(Note : Candramawa > warna hitam bercampur putih pada bulu kucing)
Semakin hari, rasanya semakin menggila saja.
Ibumu memang bersikap biasa, tapi kamu tak bisa begitu. Secara alami, kamu mulai menjaga jarak dengan ibu; membangun dinding di antara kalian. Di sisi lain, kamu juga tak berani untuk mengaku tentang apa yang kamu lihat dini hari lalu.
Bahkan tak bisa menegur dengan wajar, seperti;
“Malam ini Ibu masak apa?”
Atau,
“Ibu sudah bangun, ya?”
Rasanya berat sekali. Membuatmu yang mulanya pendiam, menjadi tambah pendiam. Juga, ada beberapa momen di mana kamu bahkan tak sanggup menatap mata ibumu sendiri. Itu adalah saat teman ibumu datang bersama anak-anaknya untuk meminta ibumu menemani pergi ke suatu tempat.
“… temani aku menguntit Mas Dhani,” bisik teman ibumu tanpa curiga, “Jika aku tau siapa perempuan itu, bantu aku untuk melabraknya.”
Dengan tenang, ibumu menyetujui. Berganti dan mengenakan jaket tipis serta sepatu selop warna coklat kulit. Meninggalkan kalian, para anak, di rumah untuk bermain bersama sementara dua wanita dewasa ini hendak menjadi detektif dadakan.
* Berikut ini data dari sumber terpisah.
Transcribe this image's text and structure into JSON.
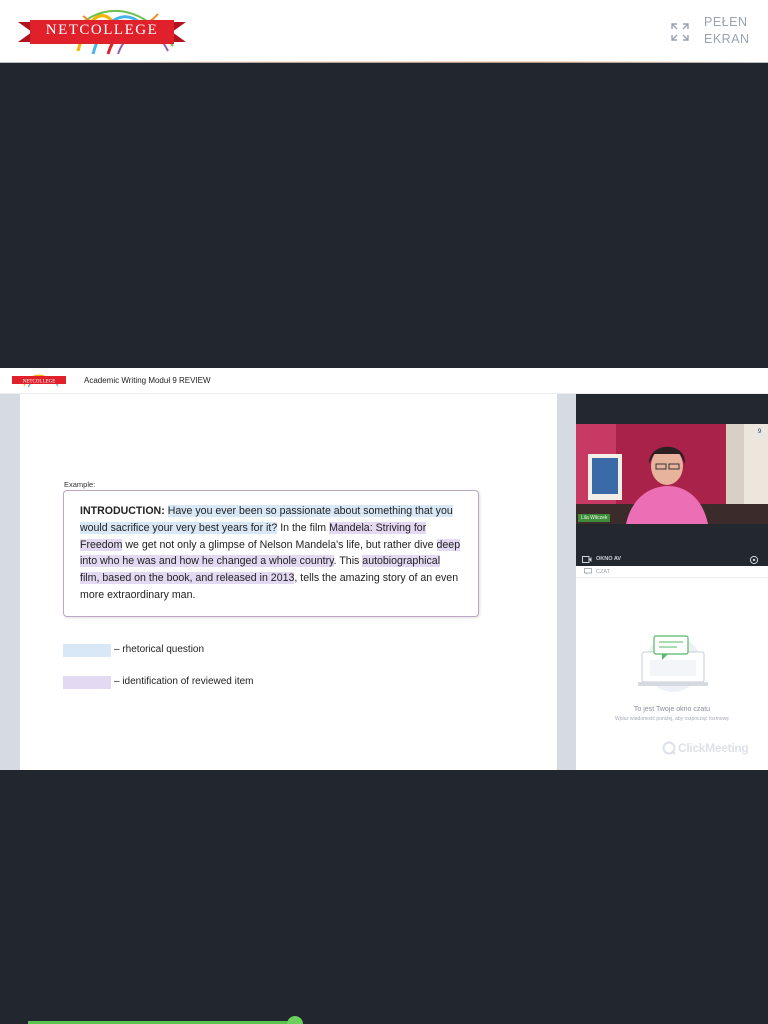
{
  "header": {
    "logo_text": "NETCOLLEGE",
    "fullscreen_label": "PEŁEN EKRAN",
    "fullscreen_icon": "expand-icon"
  },
  "stream": {
    "mini_logo_text": "NETCOLLEGE",
    "title": "Academic Writing Moduł 9 REVIEW",
    "slide": {
      "example_label": "Example:",
      "intro_heading": "INTRODUCTION:",
      "segments": [
        {
          "text": "Have you ever been so passionate about something that you would sacrifice your very best years for it?",
          "highlight": "blue"
        },
        {
          "text": " In the film ",
          "highlight": "none"
        },
        {
          "text": "Mandela: Striving for Freedom",
          "highlight": "purple"
        },
        {
          "text": " we get not only a glimpse of Nelson Mandela's life, but rather dive ",
          "highlight": "none"
        },
        {
          "text": "deep into who he was and how he changed a whole country",
          "highlight": "purple"
        },
        {
          "text": ". This ",
          "highlight": "none"
        },
        {
          "text": "autobiographical film, based on the book, and released in 2013",
          "highlight": "purple"
        },
        {
          "text": ", tells the amazing story of an even more extraordinary man.",
          "highlight": "none"
        }
      ],
      "legend": [
        {
          "label": "– rhetorical question",
          "color": "#d9e8f7"
        },
        {
          "label": "– identification of reviewed item",
          "color": "#e4d9f3"
        }
      ]
    },
    "side_panel": {
      "speaker_name": "Lila Wilczek",
      "participant_count": "9",
      "av_label": "OKNO AV",
      "chat_label": "CZAT",
      "chat_empty_title": "To jest Twoje okno czatu",
      "chat_empty_subtitle": "Wpisz wiadomość poniżej, aby rozpocząć rozmowę",
      "brand": "ClickMeeting"
    }
  },
  "colors": {
    "background": "#22262f",
    "accent_red": "#e0212c",
    "progress": "#5cc24f"
  }
}
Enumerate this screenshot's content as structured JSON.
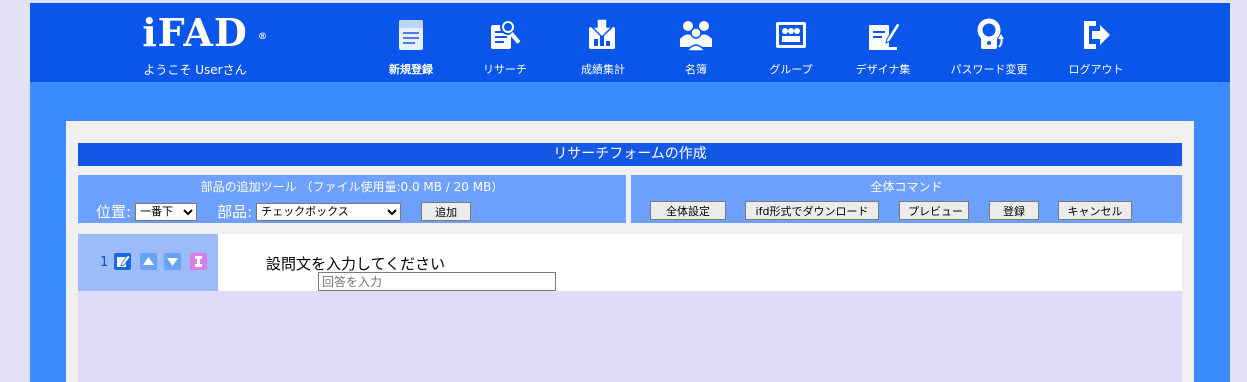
{
  "header": {
    "brand": "iFAD",
    "brand_mark": "®",
    "welcome": "ようこそ Userさん",
    "nav": [
      {
        "label": "新規登録",
        "icon": "new-registration-icon",
        "active": true
      },
      {
        "label": "リサーチ",
        "icon": "research-icon"
      },
      {
        "label": "成績集計",
        "icon": "results-tally-icon"
      },
      {
        "label": "名簿",
        "icon": "roster-icon"
      },
      {
        "label": "グループ",
        "icon": "group-icon"
      },
      {
        "label": "デザイナ集",
        "icon": "designer-icon"
      },
      {
        "label": "パスワード変更",
        "icon": "password-change-icon"
      },
      {
        "label": "ログアウト",
        "icon": "logout-icon"
      }
    ]
  },
  "form": {
    "title": "リサーチフォームの作成"
  },
  "tools": {
    "title": "部品の追加ツール （ファイル使用量:0.0 MB / 20 MB）",
    "position_label": "位置:",
    "position_value": "一番下",
    "part_label": "部品:",
    "part_value": "チェックボックス",
    "add_button": "追加"
  },
  "commands": {
    "title": "全体コマンド",
    "buttons": [
      "全体設定",
      "ifd形式でダウンロード",
      "プレビュー",
      "登録",
      "キャンセル"
    ]
  },
  "question": {
    "number": "1",
    "text": "設問文を入力してください",
    "answer_placeholder": "回答を入力"
  },
  "colors": {
    "header_blue": "#0a56ea",
    "band_blue": "#3a8cff",
    "title_blue": "#1558e8",
    "tool_blue": "#6da0ff",
    "question_side": "#9bbcf9",
    "page_bg": "#e3e2f6"
  }
}
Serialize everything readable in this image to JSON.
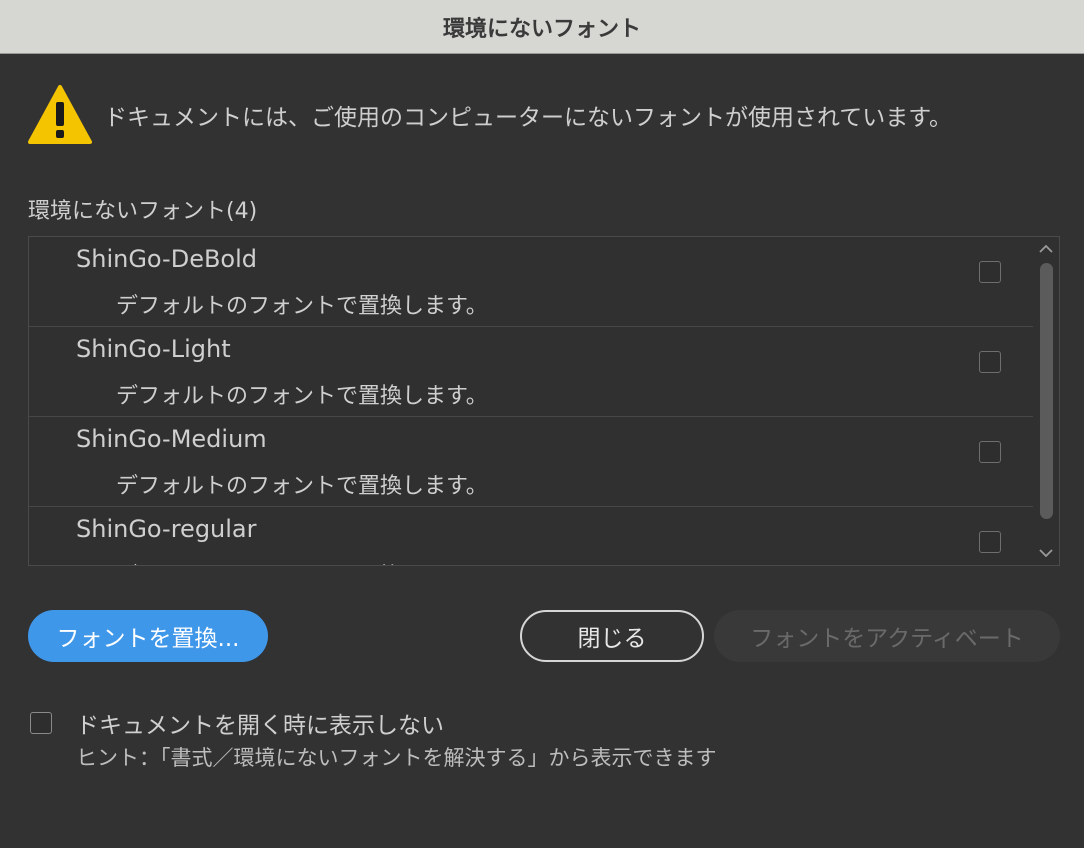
{
  "window": {
    "title": "環境にないフォント"
  },
  "warning": {
    "icon": "warning-triangle-icon",
    "icon_color": "#f5c400",
    "message": "ドキュメントには、ご使用のコンピューターにないフォントが使用されています。"
  },
  "missing_fonts": {
    "label": "環境にないフォント(4)",
    "items": [
      {
        "name": "ShinGo-DeBold",
        "action": "デフォルトのフォントで置換します。",
        "checked": false
      },
      {
        "name": "ShinGo-Light",
        "action": "デフォルトのフォントで置換します。",
        "checked": false
      },
      {
        "name": "ShinGo-Medium",
        "action": "デフォルトのフォントで置換します。",
        "checked": false
      },
      {
        "name": "ShinGo-regular",
        "action": "デフォルトのフォントで置換します。",
        "checked": false
      }
    ]
  },
  "buttons": {
    "replace": "フォントを置換...",
    "close": "閉じる",
    "activate": "フォントをアクティベート"
  },
  "footer": {
    "dont_show_label": "ドキュメントを開く時に表示しない",
    "dont_show_checked": false,
    "hint": "ヒント：「書式／環境にないフォントを解決する」から表示できます"
  },
  "colors": {
    "accent": "#3f97ea",
    "background": "#323232",
    "titlebar": "#d6d6d3"
  }
}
Andai bisa, kamu sangat ingin memberitahu teman ibumu itu untuk tak pergi bersama ibu. Sebab semua akan menjadi sia-sia. Tapi lidahmu kelu, tak mampu. Yang kamu lakukan hanyalah melambaikan tangan seperti orang konyol saat keduanya menjauh dari teras rumah. Berboncengan motor ke suatu tempat yang telah disinyalir sebagai tempat perselingkuhan.
“Sudah kubilang pada Mama, tak perlu mencari perempuan itu.”
Tiba-tiba, terdengar salah satu anak teman ibumu yang bernama A, berbicara.
“Kenapa?” tanyamu, takut-takut.
Adiknya, B, menyahut, “Kak C bilang—kakak sulung kami—yang akan mencari dan menampar perempuan itu dengan tangannya sendiri.”
“Ya,” timpal A berapi-api, “Kak C punya geng di sekolahnya dan dia bilang akan mengeroyok selingkuhan Papa kalau sampai dia ketemu dengan perempuan itu.”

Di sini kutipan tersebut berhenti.